Boston Mayor Marty Walsh said Boston is ready to begin Phase 3 of the state’s phased reopening plan.

Phase 3 will begin Monday in Boston, one week later than elsewhere around the state, due to Boston’s size and density.

Under the plan, retail and dining establishments will be allowed to open and receive patrons indoors, provided those businesses follow state and city safety guidelines that include maintaining physical distancing, stricter capacity limits, and the use of personal protective equipment by employees.

Some institutions will remain closed to the public for now, including libraries. But, Walsh said, the Boston Public Library will be continuing and expanding its BPL-to-go program, which allows patrons to reserve library materials online and pick them at BPL locations.
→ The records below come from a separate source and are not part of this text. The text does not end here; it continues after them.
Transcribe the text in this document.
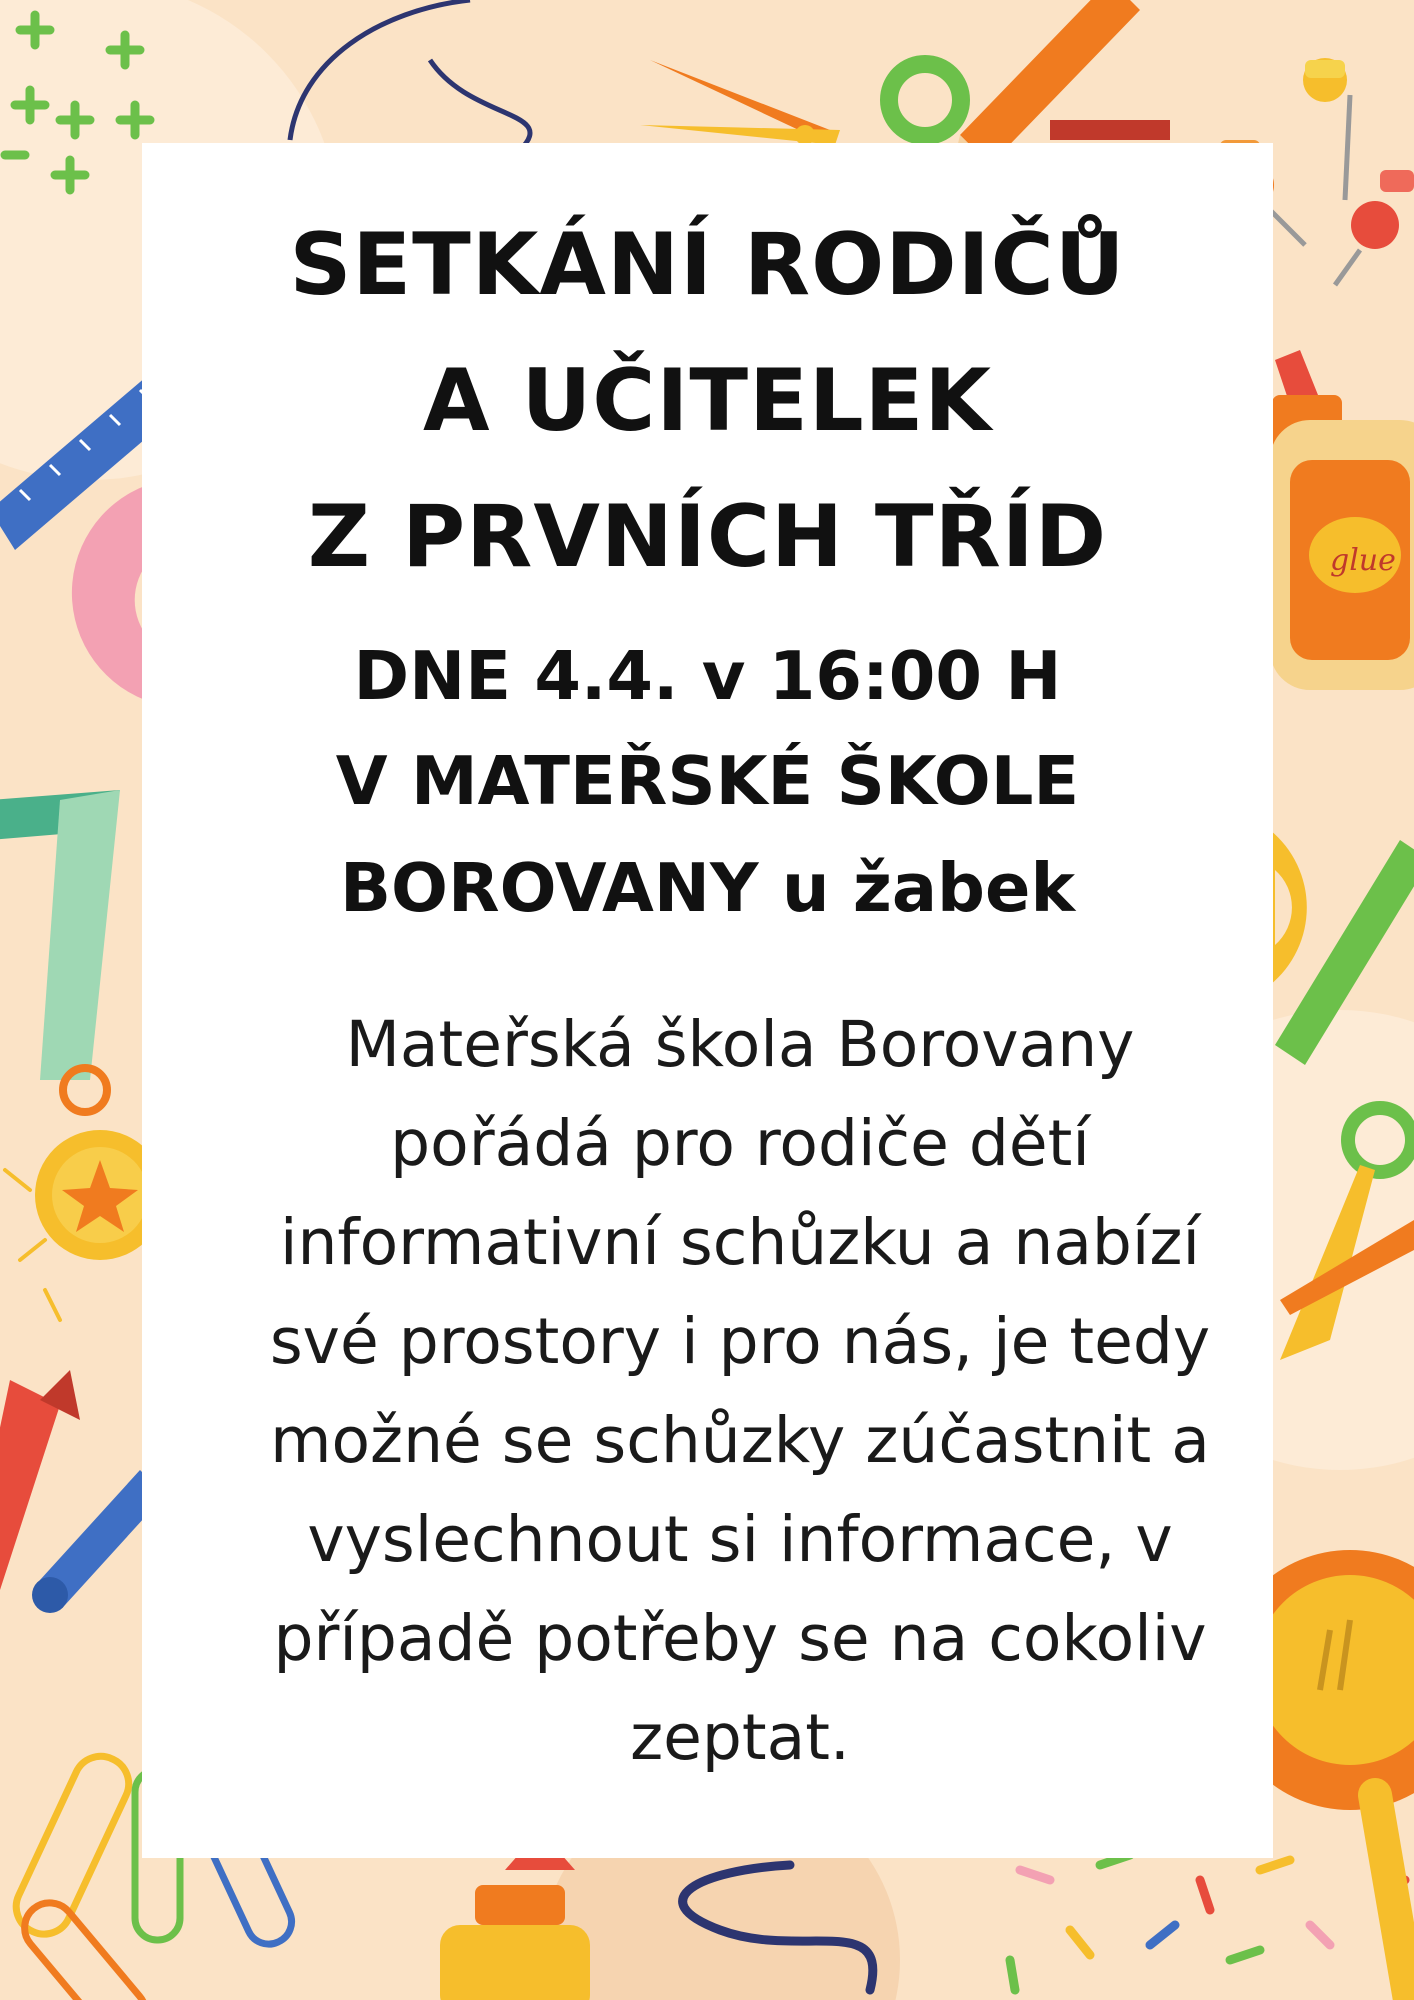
glue
SETKÁNÍ RODIČŮ
A UČITELEK
Z PRVNÍCH TŘÍD
DNE 4.4. v 16:00 H
V MATEŘSKÉ ŠKOLE
BOROVANY u žabek
Mateřská škola Borovany
pořádá pro rodiče dětí
informativní schůzku a nabízí
své prostory i pro nás, je tedy
možné se schůzky zúčastnit a
vyslechnout si informace, v
případě potřeby se na cokoliv
zeptat.
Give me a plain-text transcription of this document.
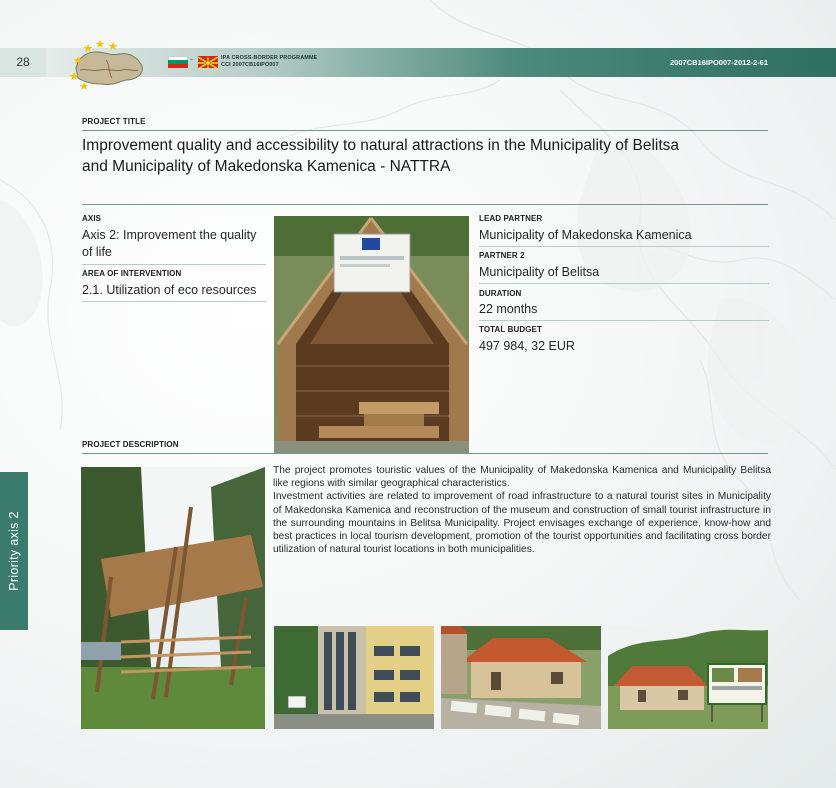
28	-	IPA CROSS-BORDER PROGRAMME
CCI 2007CB16IPO007	2007CB16IPO007-2012-2-61
PROJECT TITLE
Improvement quality and accessibility to natural attractions in the Municipality of Belitsa
and Municipality of Makedonska Kamenica - NATTRA
AXIS
Axis 2: Improvement the quality
of life
AREA OF INTERVENTION
2.1. Utilization of eco resources
LEAD PARTNER
Municipality of Makedonska Kamenica
PARTNER 2
Municipality of Belitsa
DURATION
22 months
TOTAL BUDGET
497 984, 32 EUR
PROJECT DESCRIPTION

The project promotes touristic values of the Municipality of Makedonska Kamenica and Municipality Belitsa like regions with similar geographical characteristics.

Investment activities are related to improvement of road infrastructure to a natural tourist sites in Municipality of Makedonska Kamenica and reconstruction of the museum and construction of small tourist infrastructure in the surrounding mountains in Belitsa Municipality. Project envisages exchange of experience, know-how and best practices in local tourism development, promotion of the tourist opportunities and facilitating cross border utilization of natural tourist locations in both municipalities.

Priority axis 2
Walsh said residents should feel both “caution and confidence” with the plan. But, rising rates of coronavirus infection elsewhere around the country should be seen as evidence of how quickly the virus could return if residents don’t maintain safety and hygienic measures, the mayor added.

“The message about Phase 3 is we can move forward because we’ve been doing the right things in Boston,” Walsh said. “So we have to continue doing the right thing.”

The mayor also spoke of his continued apprehension about whether or how Boston Public Schools might re-open physically this fall, especially with federal relief funding facing an uncertain path in the U.S. Congress. As Walsh has noted, there are substantial logistic and financial hurdles that must be overcome to meet state and city safety guidelines for the BPS’s more than 120 schools.

“There’s no question about it, opening school this year is going to cost more,” Walsh said, as he called on federal lawmakers to pass a relief bill that stalled in the Senate after passing the House of Representatives.

Asked about recent teacher layoffs announced in other municipalities around Massachusetts, Walsh said he has no intention now of laying off teachers.

“Boston hasn’t laid anyone off. I don’t want to lay anyone off, I have no intention of laying anyone off,” Walsh said.

Walsh also repeated warnings about the dangers posed by the nightly volleys of illegal fireworks in recent weeks.

Private fireworks are illegal in Massachusetts, and it’s unclear why neighborhoods have erupted with fireworks so often and seemingly across the city.

The fireworks have provoked a flood of complaints to the Mayor’s Office as well as to city council members, including from elderly residents, veterans and others suffering from what Walsh said is very real “trauma, stress and sleeplessness.”

But they’re also physically dangerous, Walsh said, citing the case of an 11-year-old boy who is now being treated in a hospital for severe burns after using illegal fireworks.

Walsh said the boy’s mother asked him to tell the public “how dangerous this is.”

“We’ve had enough of this," the mayor said. "It’s time to stop. We don’t need another crisis to deal with.”